Smart monitoring of critical civil engineering infrastructures has become a priority nowadays as ageing of construction materials may have dramatic consequences on the community. The issue is exacerbated as it applies to many structures at the network level rather than to single structures or limited areas. To this effect, catalogues for assessment of decay conditions and identification of maintenance actions are crucial pieces of information for infrastructure management purposes. Within this context, innovative non-destructive methods, such as space-borne techniques, have been increasingly used for monitoring purposes in the past two decades. Among these, the Interferometric Synthetic Aperture Radar (InSAR) imagery technique is gaining momentum nowadays. This method is used to monitor ground and infrastructure displacements at the large scale with a millimeter resolution. It can compare radar satellite images over time, and it is capable to measure variations accurately using interferometry. An advantage of using InSAR techniques is that these are not affected by cloudiness as well as lighting conditions, since data can be also collected at night time. On the contrary, InSAR is computational-demanding as it requires to filter out unnecessary information from the entire captured area to obtain data on the target domain. Most common applications include landslide assessment and monitoring of surface deformations following major seismic events. This paper reports a methodology for the assessment of surface deformations of viaducts by reducing drastically computational time. To this purpose, a multi-stage automatic bridge monitoring protocol is developed at the network level by integration of information into Geographic Information System (GIS) catalogues and use of the InSAR imagery technique.

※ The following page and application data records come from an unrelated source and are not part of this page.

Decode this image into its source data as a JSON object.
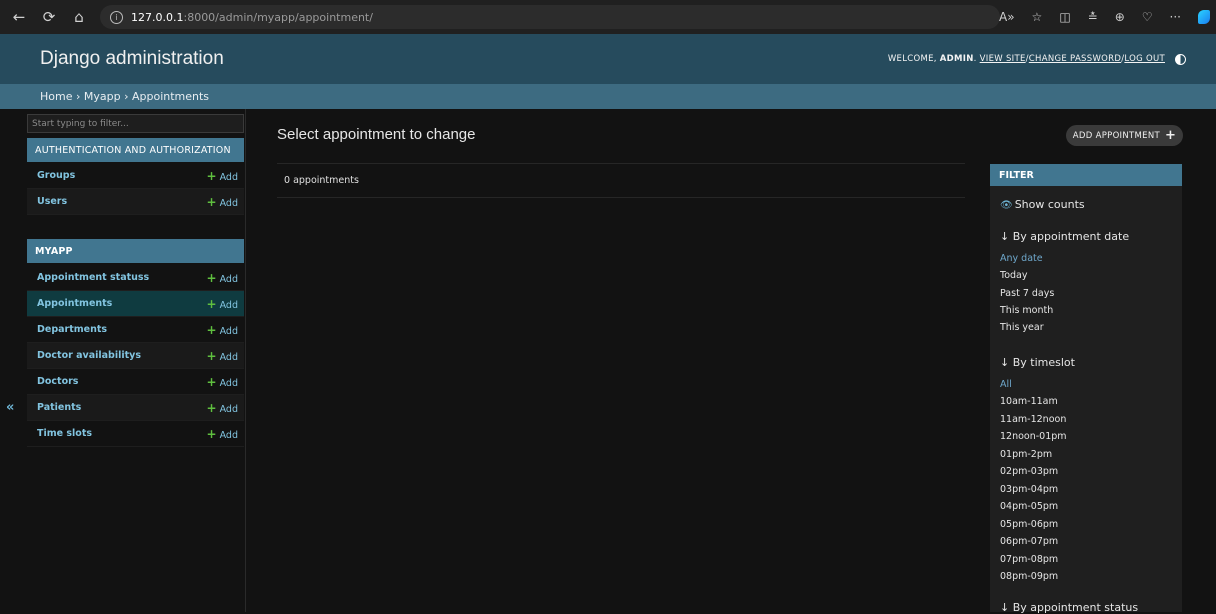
{
  "browser": {
    "url_host": "127.0.0.1",
    "url_rest": ":8000/admin/myapp/appointment/"
  },
  "header": {
    "branding": "Django administration",
    "welcome": "WELCOME,",
    "user": "ADMIN",
    "view_site": "VIEW SITE",
    "change_password": "CHANGE PASSWORD",
    "log_out": "LOG OUT",
    "sep": " / "
  },
  "breadcrumbs": "Home › Myapp › Appointments",
  "sidebar": {
    "filter_placeholder": "Start typing to filter...",
    "toggle": "«",
    "auth": {
      "caption": "AUTHENTICATION AND AUTHORIZATION",
      "models": [
        {
          "name": "Groups",
          "add": "Add"
        },
        {
          "name": "Users",
          "add": "Add"
        }
      ]
    },
    "myapp": {
      "caption": "MYAPP",
      "models": [
        {
          "name": "Appointment statuss",
          "add": "Add"
        },
        {
          "name": "Appointments",
          "add": "Add"
        },
        {
          "name": "Departments",
          "add": "Add"
        },
        {
          "name": "Doctor availabilitys",
          "add": "Add"
        },
        {
          "name": "Doctors",
          "add": "Add"
        },
        {
          "name": "Patients",
          "add": "Add"
        },
        {
          "name": "Time slots",
          "add": "Add"
        }
      ]
    }
  },
  "main": {
    "title": "Select appointment to change",
    "result_count": "0 appointments",
    "add_button": "ADD APPOINTMENT"
  },
  "filter": {
    "heading": "FILTER",
    "show_counts": "Show counts",
    "by_date": {
      "title": "↓ By appointment date",
      "options": [
        "Any date",
        "Today",
        "Past 7 days",
        "This month",
        "This year"
      ]
    },
    "by_timeslot": {
      "title": "↓ By timeslot",
      "options": [
        "All",
        "10am-11am",
        "11am-12noon",
        "12noon-01pm",
        "01pm-2pm",
        "02pm-03pm",
        "03pm-04pm",
        "04pm-05pm",
        "05pm-06pm",
        "06pm-07pm",
        "07pm-08pm",
        "08pm-09pm"
      ]
    },
    "by_status": {
      "title": "↓ By appointment status"
    }
  },
  "colors": {
    "header_bg": "#264b5d",
    "breadcrumb_bg": "#3d6b81",
    "caption_bg": "#417690",
    "link": "#82c4e0",
    "add_plus": "#5fbf3f"
  }
}
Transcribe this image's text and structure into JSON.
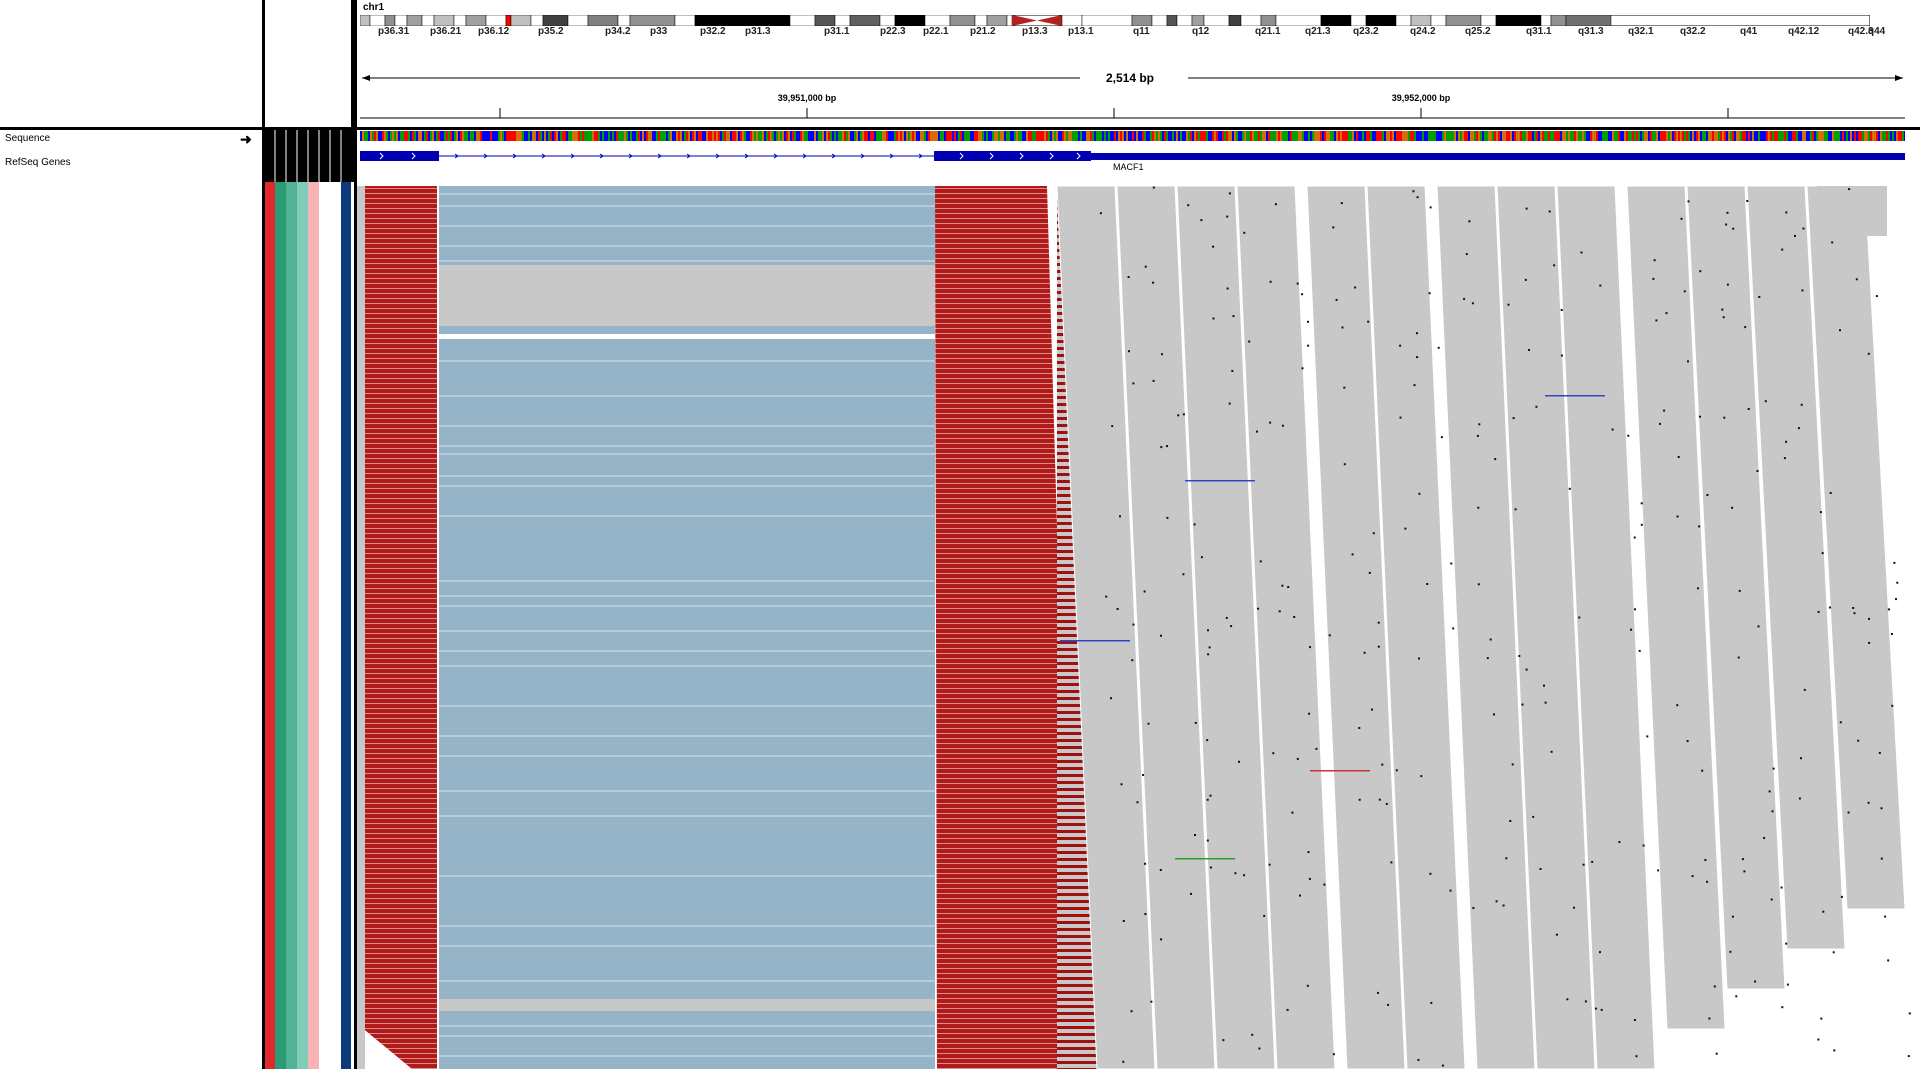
{
  "header": {
    "chromosome": "chr1",
    "span_label": "2,514 bp",
    "ruler_ticks": [
      {
        "label": "39,951,000 bp"
      },
      {
        "label": "39,952,000 bp"
      }
    ]
  },
  "ideogram": {
    "bands": [
      "p36.31",
      "p36.21",
      "p36.12",
      "p35.2",
      "p34.2",
      "p33",
      "p32.2",
      "p31.3",
      "p31.1",
      "p22.3",
      "p22.1",
      "p21.2",
      "p13.3",
      "p13.1",
      "q11",
      "q12",
      "q21.1",
      "q21.3",
      "q23.2",
      "q24.2",
      "q25.2",
      "q31.1",
      "q31.3",
      "q32.1",
      "q32.2",
      "q41",
      "q42.12",
      "q42.3",
      "q44"
    ],
    "highlight_color": "#ff0000"
  },
  "tracks": {
    "sequence_label": "Sequence",
    "genes_label": "RefSeq Genes",
    "gene_name": "MACF1"
  },
  "colors": {
    "gene": "#0000b2",
    "read": "#c8c8c8",
    "insert_large": "#96b4c8",
    "insert_small": "#990000",
    "attr_red": "#e0282d",
    "attr_teal": "#2a9d76",
    "attr_mint": "#7fcdb8",
    "attr_pink": "#f8b4b4",
    "attr_navy": "#0d3a7a"
  }
}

The first stage locates the viaducts in the area of interest by querying open data and inputting results into a GIS catalogue. On a second stage, an InSAR analysis of the identified bridges is performed. This approach allows an estimate of surface displacements as well as an identification of bridge areas affected by millimeter-scale settlements. Fundamental theoretical and working principles of the two methodologies are first introduced in the paper. Advantages against drawbacks of each technique are then discussed. The last Section reports a case study and a discussion of the main results including conclusions and future prospects.